No sé por qué nos desviamos a veces de aquellos ideales amados. Nuestros sueños. Sueños que inevitablemente nos conforman dejándonos heridas que a diario nos vulneran. Sí, dejan heridas los sueños. Por lo que quisimos y no pudo ser, por lo que queremos y no será. Por lo que no queríamos que sucediera y sí, sucede.
Y acontece la vida. Magnífica, sublime a veces. Nos trae, nos lleva y como en un juego de azar nos da y nos quita permaneciendo un ineludible olor en la memoria que en mí, se activa sin saber por qué, los días como hoy.
Quizá sea el silencio del parque con su rocío de las seis de la mañana quien, entre pocas bocinas y aire matinal chocolateado, espeso y humeante, despierta mi memoria. Tal vez el murmullo de las gotas impregnando la tierra al atardecer. Imborrable. O el césped recién cortado.

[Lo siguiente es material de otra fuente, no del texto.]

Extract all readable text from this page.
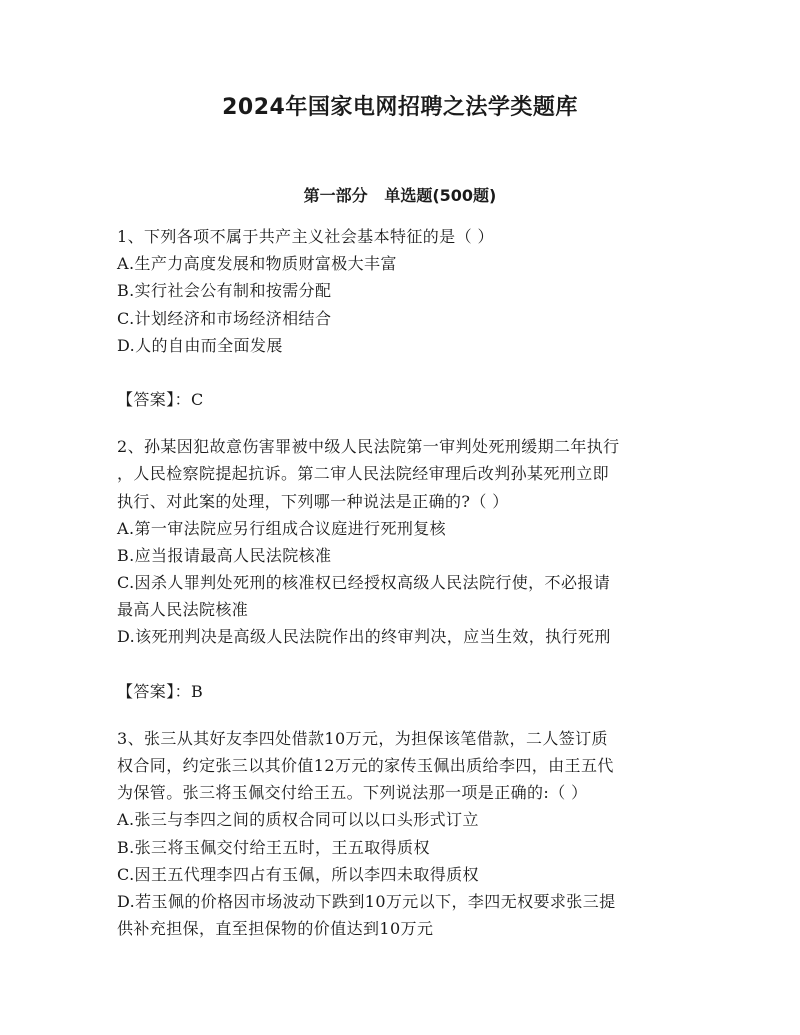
2024年国家电网招聘之法学类题库
第一部分   单选题(500题)
1、下列各项不属于共产主义社会基本特征的是（ ）
A.生产力高度发展和物质财富极大丰富
B.实行社会公有制和按需分配
C.计划经济和市场经济相结合
D.人的自由而全面发展
【答案】：C
2、孙某因犯故意伤害罪被中级人民法院第一审判处死刑缓期二年执行
，人民检察院提起抗诉。第二审人民法院经审理后改判孙某死刑立即
执行、对此案的处理，下列哪一种说法是正确的?（ ）
A.第一审法院应另行组成合议庭进行死刑复核
B.应当报请最高人民法院核准
C.因杀人罪判处死刑的核准权已经授权高级人民法院行使，不必报请
最高人民法院核准
D.该死刑判决是高级人民法院作出的终审判决，应当生效，执行死刑
【答案】：B
3、张三从其好友李四处借款10万元，为担保该笔借款，二人签订质
权合同，约定张三以其价值12万元的家传玉佩出质给李四，由王五代
为保管。张三将玉佩交付给王五。下列说法那一项是正确的:（ ）
A.张三与李四之间的质权合同可以以口头形式订立
B.张三将玉佩交付给王五时，王五取得质权
C.因王五代理李四占有玉佩，所以李四未取得质权
D.若玉佩的价格因市场波动下跌到10万元以下，李四无权要求张三提
供补充担保，直至担保物的价值达到10万元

Imágenes y melodías con sueños de colores agitan paisajes de la infancia. Las fotos de la escuela entre juegos y libros, cuadernos y acuarelas, descansan en las aulas. Crecen y cambian. Amigos y principios, pasiones juveniles y poesías, proyectos realizables, esfuerzo inquebrantable, ideas de justicia y canciones de protesta, conductas de rebelde, frenos y pautas sin sentido, sofismas de la vida, caminos sin fronteras...
Se activa mi memoria sin saber por qué los días como hoy. Las uvas en la mesa extrañan la manzana rallada, el jugo de naranja y la ternura, las manos pequeñitas tirando mi pollera, los primeros pasitos. El viejo barrilete doblado en esa caja lo encuentra a caballito sentado sobre mi hombro y cuelgan flaquitas sus menudas piernas y ríe la brisa marina haciendo cosquillas. Jueguitos con palabras recrean las tardes de verano con baldes y castillos de arena rodeados por triciclos, autitos, álbumes de figuritas, bicicletas. Y dan vueltas las ruedas de la vida.
Se activa mi memoria sin saber por qué los días como hoy. Quizá sea el intenso olor a ciudad que tiene Buenos Aires cada mañana oliendo a tristeza sin sonrisas y, constante en la estación “un pequeño pasajero se sube al tren... va dejando poco a poco en el andén su niñez y su razón de ser “.
Por qué nos lleva el tren a uniformes de miseria ninguneando ideales, a verde desesperanza, a interrogatorios, amenazas, torturas, armas y sirenas, a muertes sin sentido, de niños, adolescentes y jóvenes. Por qué huele a rieles de miedo con destino de olvido.
Sí, la memoria en mí se activa sin saber por qué, los días como hoy. Y se activa a veces con olor a especias y a vino y a sol de mediodía de un marzo de otoño, de un julio de invierno, de un octubre con lluvia sensual, de un diciembre. Con olor a su presencia, se activa.
Sí. La memoria en mí se activa los días como hoy. Y se activa hasta con olores que no he sentido. No sé por qué. A leños de hogar, habanos, madera, whisky sin hielo en una cabaña de troncos un día de agosto frío con olor a viento de lluvia en un bosque del sur. Olores que no sentí.
Enciendo un cigarrillo y sigo el recorrido del humo con nostalgia. Los sueños nos conforman rebeldes. No sé por qué activan la memoria, escriben una historia y siempre, animan nuestra vida.